In this video, we declare items as a BlockingQueue but then initialize it as an ArrayBlockingQueue. What's happening here? When is this valid? How specific do we need to be when declaring a variable if we will later initialize it to a later object?

private BlockingQueue<Item> items;
public Bin(int maxItems) {
    items = new ArrayBlockingQueue<>(maxItems);
}

1 Answer

BlockingQueue is an interface. ArrayBlockingQueue is a class that implements BlockingQueue. In Java, we can't make an instance directly from an interface (BlockingQueue items = new BlockingQueue(); is not valid).
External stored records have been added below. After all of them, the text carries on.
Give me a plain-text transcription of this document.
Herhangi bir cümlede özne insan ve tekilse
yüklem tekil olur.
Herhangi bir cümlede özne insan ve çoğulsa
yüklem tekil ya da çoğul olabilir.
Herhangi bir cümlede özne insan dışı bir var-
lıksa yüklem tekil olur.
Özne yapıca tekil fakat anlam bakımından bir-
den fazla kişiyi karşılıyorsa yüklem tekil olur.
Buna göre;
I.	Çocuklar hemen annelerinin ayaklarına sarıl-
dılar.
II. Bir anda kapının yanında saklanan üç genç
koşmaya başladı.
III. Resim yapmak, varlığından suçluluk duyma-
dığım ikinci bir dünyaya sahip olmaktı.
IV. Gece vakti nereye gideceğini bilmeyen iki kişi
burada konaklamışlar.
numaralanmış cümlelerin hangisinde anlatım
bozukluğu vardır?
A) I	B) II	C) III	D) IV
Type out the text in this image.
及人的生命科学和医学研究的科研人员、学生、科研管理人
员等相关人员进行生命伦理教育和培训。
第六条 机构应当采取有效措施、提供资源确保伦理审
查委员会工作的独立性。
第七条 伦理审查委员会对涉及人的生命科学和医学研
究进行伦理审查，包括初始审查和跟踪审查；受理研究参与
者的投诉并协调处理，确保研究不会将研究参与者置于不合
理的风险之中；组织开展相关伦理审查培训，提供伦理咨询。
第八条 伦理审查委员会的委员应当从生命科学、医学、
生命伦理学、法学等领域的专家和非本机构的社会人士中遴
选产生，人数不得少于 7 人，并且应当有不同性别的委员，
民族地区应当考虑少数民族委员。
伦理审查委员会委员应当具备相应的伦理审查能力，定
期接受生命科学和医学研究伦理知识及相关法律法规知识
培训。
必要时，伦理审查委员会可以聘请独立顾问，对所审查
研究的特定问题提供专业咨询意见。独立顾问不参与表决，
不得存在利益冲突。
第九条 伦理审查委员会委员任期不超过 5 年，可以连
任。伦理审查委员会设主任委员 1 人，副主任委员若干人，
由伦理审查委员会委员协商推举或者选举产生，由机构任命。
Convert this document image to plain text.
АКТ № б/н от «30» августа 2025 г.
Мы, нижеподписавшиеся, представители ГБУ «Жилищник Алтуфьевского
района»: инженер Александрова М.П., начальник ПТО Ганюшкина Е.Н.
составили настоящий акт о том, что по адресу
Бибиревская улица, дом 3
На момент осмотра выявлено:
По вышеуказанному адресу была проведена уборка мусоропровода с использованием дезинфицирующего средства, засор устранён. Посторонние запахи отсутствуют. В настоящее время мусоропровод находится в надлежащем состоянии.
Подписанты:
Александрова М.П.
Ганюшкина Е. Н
We don't necessarily care which implementation of BlockingQueue we use, but we want to be able to call the methods that BlockingQueue promises will be implemented in anything that implements BlockingQueue.

Suppose you have a made-up class named SomeClass which extends a made-up class SuperclassOfSomeClass and implements a made-up interface InterfaceSomeClassImplements.

We can use the same format when we have SuperclassOfSomeClass instanceName = new SomeClass(); or InterfaceSomeClassImplements instanceName = new SomeClass();.

We do not need to be very specific when declaring a variable, but it is often a good idea to make your code as clear as you can. You could do Object instanceName = new SomeClass(); since all classes inherit from Object, but you would need to cast instanceName to the class SomeClass if you want to use methods from SomeClass.